In its wake were a slew of drug companies that saw the largest share of funding in private markets. But due to a flood of new companies coupled with an economic downturn, biotech startups are struggling to get funding.

Ancillary tech companies require much less funding than biotech, and will become more important as drugs start to actually enter the market.

The Food and Drug Administration is likely to approve the first psychedelic-based therapeutic in 2023. This, along with new legislation in Oregon that will allow for the legal usage of psychedelics, is opening a whole new—legal—market for psychedelics.

After decades, those that touted the benefits of psychedelics are going to see that theory become a reality. That’s going to require more than drugs—it will require a massive technology-backed push to make taking these drugs possible.

The infrastructure supporting psychedelics

“For the first time in history, they’re actually going to have legal clients,” said Brom Rector, founder of psychedelic venture company Empath Ventures. “… even as of today, all the ancillary uses are mostly still kind of underground. Now there’s going to be a legitimate market to sell those products.”

One startup in the space is Fluence, which was founded in 2019 to provide psychedelic therapy training and certification for therapists. It has raised $3 million according to Crunchbase. In order to use these FDA-approved drugs, the market will need hundreds of thousands of therapists trained in administering therapy with psychedelics.

Many of the drugs that will come to market are being approved under an REM, or risk evaluation mitigation, strategy. This will require them to be administered in a clinic of some sort, as opposed to picking up oral drugs at a pharmacy and taking them at home. This will require trained therapists who can work through sessions using psychedelics as a tool. Recent legislation in Oregon will approve psilocybin for use exclusively in a therapy setting as well.

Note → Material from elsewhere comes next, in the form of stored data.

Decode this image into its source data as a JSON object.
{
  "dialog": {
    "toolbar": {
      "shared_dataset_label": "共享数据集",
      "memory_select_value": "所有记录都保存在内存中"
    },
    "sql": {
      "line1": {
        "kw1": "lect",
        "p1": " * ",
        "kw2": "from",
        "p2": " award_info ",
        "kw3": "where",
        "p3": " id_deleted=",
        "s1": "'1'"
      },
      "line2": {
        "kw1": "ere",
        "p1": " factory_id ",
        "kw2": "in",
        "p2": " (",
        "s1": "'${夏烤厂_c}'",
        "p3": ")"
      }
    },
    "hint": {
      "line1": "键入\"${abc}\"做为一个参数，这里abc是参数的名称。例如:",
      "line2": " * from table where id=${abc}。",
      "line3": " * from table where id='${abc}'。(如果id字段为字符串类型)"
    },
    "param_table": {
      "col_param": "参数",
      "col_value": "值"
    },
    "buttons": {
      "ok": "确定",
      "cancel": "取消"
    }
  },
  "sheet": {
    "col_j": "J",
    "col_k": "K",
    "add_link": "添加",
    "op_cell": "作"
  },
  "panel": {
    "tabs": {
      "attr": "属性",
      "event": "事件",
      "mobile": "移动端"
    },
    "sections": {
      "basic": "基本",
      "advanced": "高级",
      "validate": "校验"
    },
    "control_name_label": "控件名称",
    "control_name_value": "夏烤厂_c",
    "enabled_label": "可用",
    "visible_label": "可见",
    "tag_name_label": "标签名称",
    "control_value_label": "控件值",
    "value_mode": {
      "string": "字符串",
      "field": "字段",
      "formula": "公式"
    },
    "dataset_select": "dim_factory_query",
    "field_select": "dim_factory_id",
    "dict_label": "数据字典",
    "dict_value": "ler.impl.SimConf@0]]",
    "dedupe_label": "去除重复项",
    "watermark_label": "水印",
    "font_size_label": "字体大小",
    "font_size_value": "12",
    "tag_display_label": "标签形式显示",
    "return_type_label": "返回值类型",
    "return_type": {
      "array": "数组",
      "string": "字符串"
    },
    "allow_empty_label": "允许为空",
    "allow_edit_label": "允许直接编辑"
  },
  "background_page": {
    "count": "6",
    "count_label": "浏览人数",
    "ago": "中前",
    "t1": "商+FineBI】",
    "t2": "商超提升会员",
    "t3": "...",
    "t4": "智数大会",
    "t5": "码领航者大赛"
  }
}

Companies like Fluence will also be valuable for drugs that are entering clinical trials—the patients that use these drugs will have to undergo therapy as part of the process for the FDA to fully understand its risks and benefits.

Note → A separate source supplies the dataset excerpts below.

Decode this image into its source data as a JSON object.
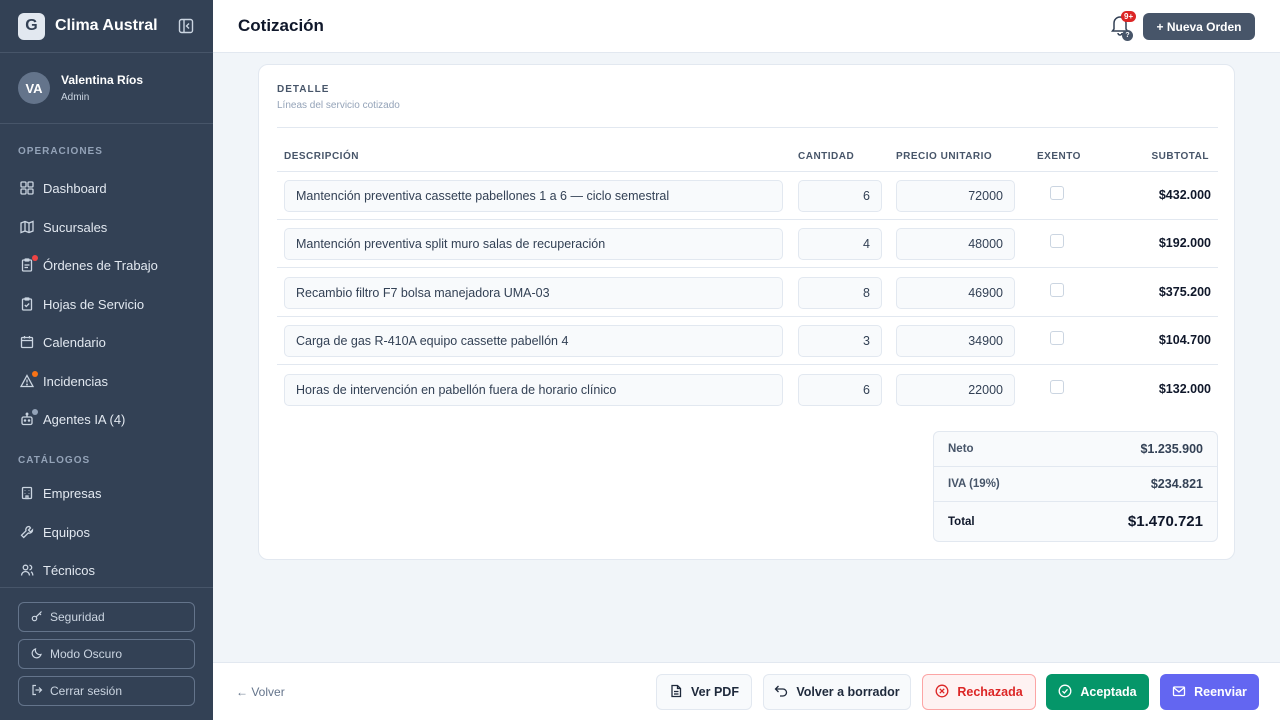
{
  "brand": {
    "logo_letter": "G",
    "name": "Clima Austral"
  },
  "user": {
    "initials": "VA",
    "name": "Valentina Ríos",
    "role": "Admin"
  },
  "sidebar": {
    "sections": [
      {
        "label": "OPERACIONES"
      },
      {
        "label": "CATÁLOGOS"
      }
    ],
    "items": [
      {
        "label": "Dashboard",
        "icon": "grid-icon"
      },
      {
        "label": "Sucursales",
        "icon": "map-icon"
      },
      {
        "label": "Órdenes de Trabajo",
        "icon": "clipboard-icon",
        "badge_color": "#ef4444"
      },
      {
        "label": "Hojas de Servicio",
        "icon": "clipboard-check-icon"
      },
      {
        "label": "Calendario",
        "icon": "calendar-icon"
      },
      {
        "label": "Incidencias",
        "icon": "alert-triangle-icon",
        "badge_color": "#f97316"
      },
      {
        "label": "Agentes IA (4)",
        "icon": "bot-icon",
        "badge_color": "#94a3b8"
      },
      {
        "label": "Empresas",
        "icon": "building-icon"
      },
      {
        "label": "Equipos",
        "icon": "wrench-icon"
      },
      {
        "label": "Técnicos",
        "icon": "users-icon"
      }
    ],
    "bottom": [
      {
        "label": "Seguridad",
        "icon": "key-icon"
      },
      {
        "label": "Modo Oscuro",
        "icon": "moon-icon"
      },
      {
        "label": "Cerrar sesión",
        "icon": "logout-icon"
      }
    ]
  },
  "header": {
    "title": "Cotización",
    "notifications_badge": "9+",
    "help_glyph": "?",
    "new_order_label": "+ Nueva Orden"
  },
  "detail": {
    "heading": "DETALLE",
    "subheading": "Líneas del servicio cotizado",
    "columns": [
      "DESCRIPCIÓN",
      "CANTIDAD",
      "PRECIO UNITARIO",
      "EXENTO",
      "SUBTOTAL"
    ],
    "rows": [
      {
        "description": "Mantención preventiva cassette pabellones 1 a 6 — ciclo semestral",
        "quantity": "6",
        "unit_price": "72000",
        "exempt": false,
        "subtotal": "$432.000"
      },
      {
        "description": "Mantención preventiva split muro salas de recuperación",
        "quantity": "4",
        "unit_price": "48000",
        "exempt": false,
        "subtotal": "$192.000"
      },
      {
        "description": "Recambio filtro F7 bolsa manejadora UMA-03",
        "quantity": "8",
        "unit_price": "46900",
        "exempt": false,
        "subtotal": "$375.200"
      },
      {
        "description": "Carga de gas R-410A equipo cassette pabellón 4",
        "quantity": "3",
        "unit_price": "34900",
        "exempt": false,
        "subtotal": "$104.700"
      },
      {
        "description": "Horas de intervención en pabellón fuera de horario clínico",
        "quantity": "6",
        "unit_price": "22000",
        "exempt": false,
        "subtotal": "$132.000"
      }
    ]
  },
  "totals": {
    "net_label": "Neto",
    "net_value": "$1.235.900",
    "tax_label": "IVA (19%)",
    "tax_value": "$234.821",
    "total_label": "Total",
    "total_value": "$1.470.721"
  },
  "footer": {
    "back_label": "← Volver",
    "pdf_label": "Ver PDF",
    "draft_label": "Volver a borrador",
    "reject_label": "Rechazada",
    "accept_label": "Aceptada",
    "resend_label": "Reenviar"
  }
}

Another industry niche is creating infrastructure to support safe usage of psychedelics. Reunion Neuroscience is perhaps the most famous for this: The company that largely worked in early-stage drug development and developed a psychedelic-based drug for treatment-resistant depression was perhaps better known for its slew of ketamine clinics that combined psychotherapy with ketamine infusions in spa-like settings.

“Because of how important set and setting is to this, you’re not just pushing drugs, you’re pushing forward a therapy as well,” said Marik Hazan, founder of psychedelics investment firm Tabula Rasa. “And so you’re going to have a lot of tech companies, a lot of the infrastructure companies as well.”

There’s also Wavepaths, which uses artificial intelligence to play music that aims to foster a good experience with psychedelics and encourages a patient to open up more during their experience. Another, Enthea, allows companies to offer reimbursement for psychedelic-based therapies as a health benefit. Currently, legal psychedelic therapies like ketamine infusions are not accepted by health insurance companies because they are off-label.

“You’re getting these really interesting innovations that are coming out of traditional science, out of health care, that are being applied to the psychedelic space,” said Hazan.